Ukryta funkcja bezpiecznika samochodowego. Nie wielu kierowców ją zna

By wpaść na niektóre rozwiązania lub też "lifehaki" potrzeba niekiedy wyjątkowej kreatywności. Nie zabrakło jej twórcy youtube'owego kanału SeidelRanch, który odkrył sposób ułatwiający wymianę bezpieczników.

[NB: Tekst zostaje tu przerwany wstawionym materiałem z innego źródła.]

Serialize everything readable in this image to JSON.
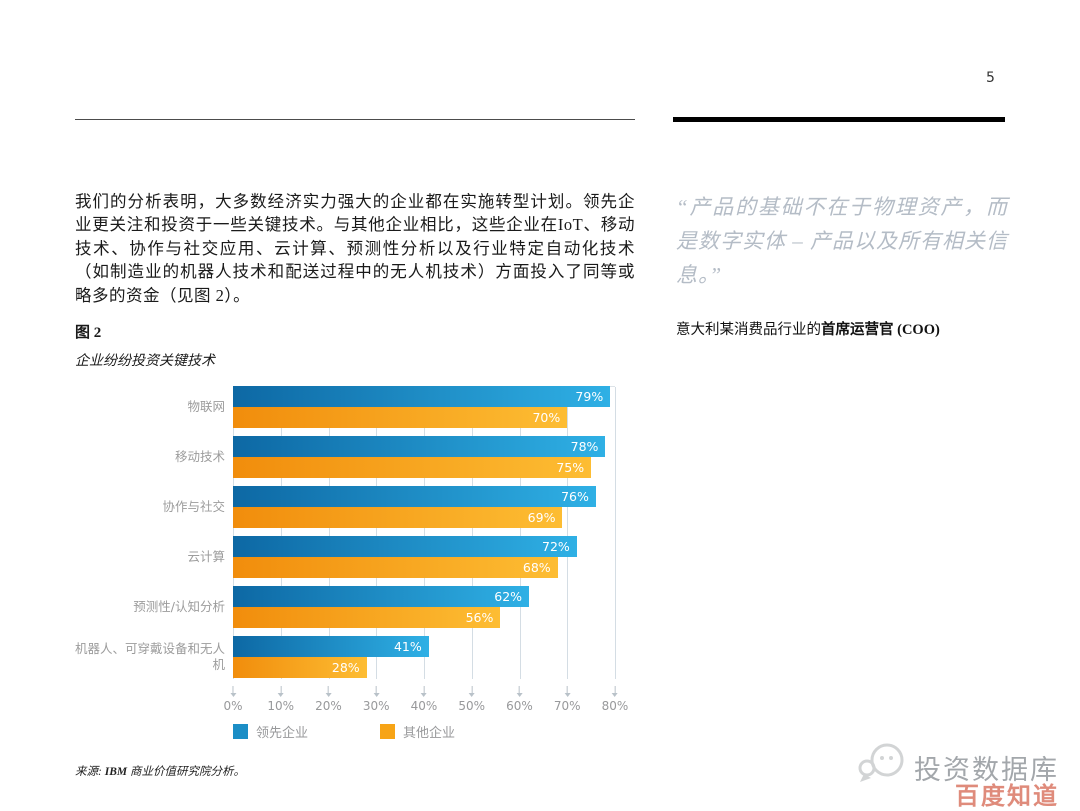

Dla wielu wymiana samochodowych bezpieczników płytkowych to udręka. Ich niewielkie rozmiary i gęste upakowanie w skrzynce sprawiają, że próba ich wymontowania często kończy się bólem palców. Niekiedy jest wręcz niemożliwa bez użycia dodatkowych akcesoriów. Ciekawym rozwiązanie tego problemu odkrył pochodzący z USA twórca kanału SeidelRanch.

Zobacz wideo

Łatwiejsza i wygodniejsza wymiana bezpieczników. Farmer odkrył nową metodę

Amerykanin kilka tygodni temu pracował przy swoim niesprawnym traktorze, starając się ustalić, które bezpieczniki się przepaliły. Świadkiem zmagań z elektryką był jego kumpel, który zauważył nieznany mu wcześniej sposób wyjmowania bezpieczników. Zaskoczony niewiedzą kolegi majsterkowicz-youtuber postanowił podzielić się swoją metodą z szerszym gronem odbiorców.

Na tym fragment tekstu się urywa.